It’s official. Casey will have his one Chemotherapy treatment this Thursday at 1pm. The treatment will last for about two hours. He will most likely feel sick for two to three weeks while his body repairs itself. His blood counts will get low, and that’s where most of the symptoms will come from. He will probably experience hair thinning or hair loss and nausea and fatigue. They will send him home with anti-nausea meds and he gets to rest in bed as much as he likes. We’ll monitor him for fever and if he feels really sick he’ll get to go back for more fluids. Dr. Atluri feels confident that he will have very little side effects because he’s young and his body will bounce back very quickly. We’re praying for the best and hope that he starts to feel better quickly after the treatment.

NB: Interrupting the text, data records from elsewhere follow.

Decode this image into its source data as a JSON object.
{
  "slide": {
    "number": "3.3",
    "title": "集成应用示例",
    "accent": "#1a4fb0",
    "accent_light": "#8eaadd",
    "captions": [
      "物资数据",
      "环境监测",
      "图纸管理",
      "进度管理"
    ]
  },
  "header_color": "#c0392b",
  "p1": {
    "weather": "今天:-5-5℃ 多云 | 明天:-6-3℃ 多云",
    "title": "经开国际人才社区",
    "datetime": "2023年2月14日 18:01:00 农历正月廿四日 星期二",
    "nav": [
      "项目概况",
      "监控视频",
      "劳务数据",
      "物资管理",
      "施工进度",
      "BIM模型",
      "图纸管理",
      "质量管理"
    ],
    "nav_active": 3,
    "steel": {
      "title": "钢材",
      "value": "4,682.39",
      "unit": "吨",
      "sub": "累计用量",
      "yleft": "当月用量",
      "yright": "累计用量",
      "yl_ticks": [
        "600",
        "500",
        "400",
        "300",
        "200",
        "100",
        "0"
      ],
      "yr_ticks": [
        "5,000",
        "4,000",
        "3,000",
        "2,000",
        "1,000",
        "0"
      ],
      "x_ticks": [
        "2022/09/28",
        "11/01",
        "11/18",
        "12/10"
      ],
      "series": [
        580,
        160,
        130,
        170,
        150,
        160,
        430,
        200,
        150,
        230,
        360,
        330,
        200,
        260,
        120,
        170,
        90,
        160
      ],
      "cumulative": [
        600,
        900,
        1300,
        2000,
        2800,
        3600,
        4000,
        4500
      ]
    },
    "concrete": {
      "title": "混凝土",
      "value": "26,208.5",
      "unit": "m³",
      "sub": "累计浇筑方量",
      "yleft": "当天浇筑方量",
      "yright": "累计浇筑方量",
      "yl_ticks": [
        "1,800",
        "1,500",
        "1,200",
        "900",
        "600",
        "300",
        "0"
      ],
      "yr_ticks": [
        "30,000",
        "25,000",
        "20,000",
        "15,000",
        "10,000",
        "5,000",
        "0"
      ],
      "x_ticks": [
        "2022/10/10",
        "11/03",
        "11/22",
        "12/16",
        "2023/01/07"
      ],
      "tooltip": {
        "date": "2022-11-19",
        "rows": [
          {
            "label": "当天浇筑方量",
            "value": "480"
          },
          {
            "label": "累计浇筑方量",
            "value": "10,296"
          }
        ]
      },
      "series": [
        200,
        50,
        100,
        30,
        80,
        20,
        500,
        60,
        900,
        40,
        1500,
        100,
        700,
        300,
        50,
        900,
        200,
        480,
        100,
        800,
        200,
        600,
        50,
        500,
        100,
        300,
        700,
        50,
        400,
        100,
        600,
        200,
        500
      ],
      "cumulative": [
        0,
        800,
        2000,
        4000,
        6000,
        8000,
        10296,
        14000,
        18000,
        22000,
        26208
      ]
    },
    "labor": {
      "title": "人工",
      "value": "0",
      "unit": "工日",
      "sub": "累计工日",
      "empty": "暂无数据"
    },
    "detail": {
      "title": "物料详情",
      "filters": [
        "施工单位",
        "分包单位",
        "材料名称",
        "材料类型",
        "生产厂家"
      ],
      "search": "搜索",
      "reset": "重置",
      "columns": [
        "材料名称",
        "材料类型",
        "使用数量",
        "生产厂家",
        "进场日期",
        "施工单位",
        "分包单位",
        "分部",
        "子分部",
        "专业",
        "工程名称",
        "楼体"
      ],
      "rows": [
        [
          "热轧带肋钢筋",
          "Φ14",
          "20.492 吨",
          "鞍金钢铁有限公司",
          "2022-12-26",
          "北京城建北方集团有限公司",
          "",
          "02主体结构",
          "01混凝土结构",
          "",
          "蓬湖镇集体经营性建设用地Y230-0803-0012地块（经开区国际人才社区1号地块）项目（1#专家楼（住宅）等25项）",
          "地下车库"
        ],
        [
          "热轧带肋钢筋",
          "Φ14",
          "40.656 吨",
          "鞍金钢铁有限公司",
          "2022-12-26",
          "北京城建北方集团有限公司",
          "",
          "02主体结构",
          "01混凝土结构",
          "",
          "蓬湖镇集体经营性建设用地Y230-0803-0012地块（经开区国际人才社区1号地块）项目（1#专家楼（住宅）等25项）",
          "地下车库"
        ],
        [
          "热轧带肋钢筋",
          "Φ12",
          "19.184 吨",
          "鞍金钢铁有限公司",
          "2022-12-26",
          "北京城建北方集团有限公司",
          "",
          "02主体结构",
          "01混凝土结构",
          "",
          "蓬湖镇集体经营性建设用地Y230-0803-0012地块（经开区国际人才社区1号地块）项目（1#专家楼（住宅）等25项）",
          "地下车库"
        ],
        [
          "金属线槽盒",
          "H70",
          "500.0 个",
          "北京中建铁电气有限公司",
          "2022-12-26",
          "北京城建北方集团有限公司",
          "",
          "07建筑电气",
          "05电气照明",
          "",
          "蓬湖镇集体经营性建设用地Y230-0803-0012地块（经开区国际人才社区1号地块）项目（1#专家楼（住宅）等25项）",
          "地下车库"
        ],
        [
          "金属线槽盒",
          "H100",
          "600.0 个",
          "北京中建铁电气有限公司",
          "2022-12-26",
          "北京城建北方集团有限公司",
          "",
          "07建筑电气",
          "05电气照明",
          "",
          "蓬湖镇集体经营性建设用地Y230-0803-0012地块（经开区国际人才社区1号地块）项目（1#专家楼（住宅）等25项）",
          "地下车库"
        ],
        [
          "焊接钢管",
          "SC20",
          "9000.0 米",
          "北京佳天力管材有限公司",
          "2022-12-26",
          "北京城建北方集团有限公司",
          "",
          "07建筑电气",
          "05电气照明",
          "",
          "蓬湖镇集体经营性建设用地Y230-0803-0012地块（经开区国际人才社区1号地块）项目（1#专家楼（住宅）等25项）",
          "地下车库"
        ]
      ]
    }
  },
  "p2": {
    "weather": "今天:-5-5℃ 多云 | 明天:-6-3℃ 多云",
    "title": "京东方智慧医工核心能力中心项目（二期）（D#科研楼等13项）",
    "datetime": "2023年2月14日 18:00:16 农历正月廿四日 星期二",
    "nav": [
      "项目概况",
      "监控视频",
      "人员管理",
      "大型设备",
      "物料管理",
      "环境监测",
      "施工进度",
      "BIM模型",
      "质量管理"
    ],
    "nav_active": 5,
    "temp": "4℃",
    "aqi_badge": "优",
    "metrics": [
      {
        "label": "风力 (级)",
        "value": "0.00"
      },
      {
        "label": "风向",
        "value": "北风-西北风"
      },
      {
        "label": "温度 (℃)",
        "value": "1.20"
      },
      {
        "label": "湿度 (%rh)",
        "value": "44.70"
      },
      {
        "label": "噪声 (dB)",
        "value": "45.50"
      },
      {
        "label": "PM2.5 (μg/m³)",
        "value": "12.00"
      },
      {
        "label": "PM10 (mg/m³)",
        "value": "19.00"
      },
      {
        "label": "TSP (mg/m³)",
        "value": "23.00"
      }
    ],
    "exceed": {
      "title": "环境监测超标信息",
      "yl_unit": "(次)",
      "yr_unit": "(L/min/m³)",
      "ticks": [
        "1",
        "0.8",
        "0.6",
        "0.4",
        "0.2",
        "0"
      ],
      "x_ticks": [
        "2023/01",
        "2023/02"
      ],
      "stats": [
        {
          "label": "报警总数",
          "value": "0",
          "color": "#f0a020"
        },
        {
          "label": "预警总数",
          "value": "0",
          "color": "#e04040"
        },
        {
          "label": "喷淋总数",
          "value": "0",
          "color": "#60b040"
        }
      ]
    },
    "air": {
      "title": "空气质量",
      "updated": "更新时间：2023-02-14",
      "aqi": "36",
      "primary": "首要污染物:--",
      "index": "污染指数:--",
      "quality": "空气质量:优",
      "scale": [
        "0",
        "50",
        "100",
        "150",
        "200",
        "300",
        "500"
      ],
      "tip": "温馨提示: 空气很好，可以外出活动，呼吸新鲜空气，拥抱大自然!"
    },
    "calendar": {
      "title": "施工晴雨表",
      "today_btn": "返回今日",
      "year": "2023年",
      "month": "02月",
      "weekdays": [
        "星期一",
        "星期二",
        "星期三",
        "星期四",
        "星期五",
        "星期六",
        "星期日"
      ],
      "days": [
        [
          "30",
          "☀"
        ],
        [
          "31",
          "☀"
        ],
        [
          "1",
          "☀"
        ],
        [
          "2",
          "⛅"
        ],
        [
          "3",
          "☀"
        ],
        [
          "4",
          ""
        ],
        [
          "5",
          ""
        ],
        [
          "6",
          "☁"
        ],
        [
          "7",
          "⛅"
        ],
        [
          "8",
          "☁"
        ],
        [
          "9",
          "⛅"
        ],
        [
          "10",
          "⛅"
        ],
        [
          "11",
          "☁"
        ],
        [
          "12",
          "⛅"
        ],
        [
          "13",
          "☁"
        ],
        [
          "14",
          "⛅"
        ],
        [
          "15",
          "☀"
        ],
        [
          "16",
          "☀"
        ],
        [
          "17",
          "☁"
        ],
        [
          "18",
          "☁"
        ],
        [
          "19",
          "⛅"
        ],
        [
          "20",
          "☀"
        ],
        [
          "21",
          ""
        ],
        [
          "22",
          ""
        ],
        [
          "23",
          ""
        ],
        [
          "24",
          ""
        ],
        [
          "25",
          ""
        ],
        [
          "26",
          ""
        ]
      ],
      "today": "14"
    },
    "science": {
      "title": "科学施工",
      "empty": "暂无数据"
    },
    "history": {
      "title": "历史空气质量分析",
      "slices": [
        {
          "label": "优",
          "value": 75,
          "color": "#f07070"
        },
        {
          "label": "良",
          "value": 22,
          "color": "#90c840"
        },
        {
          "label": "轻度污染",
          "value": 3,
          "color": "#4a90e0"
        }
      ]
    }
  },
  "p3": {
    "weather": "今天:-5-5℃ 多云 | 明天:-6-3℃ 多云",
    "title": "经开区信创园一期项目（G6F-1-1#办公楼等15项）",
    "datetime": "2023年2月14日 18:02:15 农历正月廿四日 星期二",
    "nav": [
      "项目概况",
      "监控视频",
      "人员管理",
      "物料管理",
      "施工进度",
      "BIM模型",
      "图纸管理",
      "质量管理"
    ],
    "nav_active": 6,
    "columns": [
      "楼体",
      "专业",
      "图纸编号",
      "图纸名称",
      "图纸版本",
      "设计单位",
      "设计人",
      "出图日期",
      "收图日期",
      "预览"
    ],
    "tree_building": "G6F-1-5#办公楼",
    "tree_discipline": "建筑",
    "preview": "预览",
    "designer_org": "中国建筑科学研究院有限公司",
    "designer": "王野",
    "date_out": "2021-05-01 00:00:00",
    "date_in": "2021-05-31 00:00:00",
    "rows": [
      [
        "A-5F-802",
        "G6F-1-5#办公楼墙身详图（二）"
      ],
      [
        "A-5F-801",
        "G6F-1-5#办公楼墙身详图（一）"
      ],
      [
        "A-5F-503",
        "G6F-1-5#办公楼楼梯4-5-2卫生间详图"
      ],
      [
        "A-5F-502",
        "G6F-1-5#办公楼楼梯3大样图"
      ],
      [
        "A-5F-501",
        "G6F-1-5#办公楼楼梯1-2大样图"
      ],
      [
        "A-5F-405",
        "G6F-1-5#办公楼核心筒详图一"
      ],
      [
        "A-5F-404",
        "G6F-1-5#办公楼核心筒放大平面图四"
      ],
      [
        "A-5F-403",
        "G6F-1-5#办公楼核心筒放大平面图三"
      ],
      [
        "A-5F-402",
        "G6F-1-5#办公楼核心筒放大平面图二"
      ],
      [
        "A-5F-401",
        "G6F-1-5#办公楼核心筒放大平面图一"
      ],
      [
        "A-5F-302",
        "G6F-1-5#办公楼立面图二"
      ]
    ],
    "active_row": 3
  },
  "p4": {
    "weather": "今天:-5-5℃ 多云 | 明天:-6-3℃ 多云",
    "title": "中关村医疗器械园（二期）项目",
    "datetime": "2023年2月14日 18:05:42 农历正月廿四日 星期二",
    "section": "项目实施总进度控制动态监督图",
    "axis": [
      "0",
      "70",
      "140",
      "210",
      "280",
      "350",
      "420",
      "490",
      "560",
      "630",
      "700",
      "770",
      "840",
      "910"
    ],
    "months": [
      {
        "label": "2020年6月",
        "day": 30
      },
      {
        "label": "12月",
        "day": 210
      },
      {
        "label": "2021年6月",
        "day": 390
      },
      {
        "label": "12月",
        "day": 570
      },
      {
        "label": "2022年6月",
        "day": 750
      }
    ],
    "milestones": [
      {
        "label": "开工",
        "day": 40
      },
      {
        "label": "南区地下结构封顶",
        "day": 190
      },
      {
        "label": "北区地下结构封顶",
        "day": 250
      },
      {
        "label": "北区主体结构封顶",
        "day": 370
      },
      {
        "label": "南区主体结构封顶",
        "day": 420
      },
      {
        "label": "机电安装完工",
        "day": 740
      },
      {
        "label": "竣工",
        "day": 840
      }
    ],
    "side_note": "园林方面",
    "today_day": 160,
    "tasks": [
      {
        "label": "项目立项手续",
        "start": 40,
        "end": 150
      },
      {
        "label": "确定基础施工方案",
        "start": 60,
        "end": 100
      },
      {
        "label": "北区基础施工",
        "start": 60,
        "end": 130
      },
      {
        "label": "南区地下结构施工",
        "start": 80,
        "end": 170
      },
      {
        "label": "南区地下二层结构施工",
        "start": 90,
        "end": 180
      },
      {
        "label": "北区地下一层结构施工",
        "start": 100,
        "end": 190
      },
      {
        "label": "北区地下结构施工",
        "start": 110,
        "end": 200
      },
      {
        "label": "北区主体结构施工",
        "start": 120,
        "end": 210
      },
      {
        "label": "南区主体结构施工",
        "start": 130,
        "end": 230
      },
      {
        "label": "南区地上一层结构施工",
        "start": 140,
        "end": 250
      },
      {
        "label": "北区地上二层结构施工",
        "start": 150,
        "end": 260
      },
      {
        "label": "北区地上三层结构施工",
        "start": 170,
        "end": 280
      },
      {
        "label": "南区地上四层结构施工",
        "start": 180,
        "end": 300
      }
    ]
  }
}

I wish I could say that I feel relieved but this whole situation but it has left me very anxiety laden. I’m so scared that something is going to happen to him and after all of the mishaps and backward steps we’ve taken it’s hard to imagine things going according to plan from here on out. There will still be waiting. We’ll wait every six months to hear the results of his CT scans once the treatment is over. It’s something that will always be lurking in the shadows. We’re taking all the precautions to keep the cancer from coming back but there is always that chance. On the other hand, Casey is such an optimist. He’s seen the bright side of every situation so far. He’s an eternal optimist; he sees the good in every situation and person. If anyone needed an optimist by their side it would be me. I think the worst in every situation, I worry constantly and mostly needlessly but I can’t seem to help it. I’m worried about him having this treatment. I’m worried that he’ll be really sick. For someone like Casey who is rarely sick, and who hardly ever stays in bed this is going to be hard but we’ll get through this. There is a light at the other end of the tunnel. Once he is done with treatment he’ll have a 96% chance that the cancer will never return. We are very thankful for that.
Over the holiday, it gave us time to reflect on how lucky we are. He didn’t need surgery or rounds of Chemotherapy. He isn’t going to be sick for months or run the risk of permanently damaging his body with hazardous drugs that he didn’t need. We are so very thankful for that. We are thankful for a doctor who cares and we are eternally thankful that we still have each other. And, we cannot say Thank You enough to those who have commented, prayed for us, kept us in their thoughts and donated to his medical bills. We’re amazed by all of generosity and cannot thank you enough. We are thankful for each and every one of you and the support you’ve given us over the past few months. I continue to be amazed by how blessed we are to have such great friends.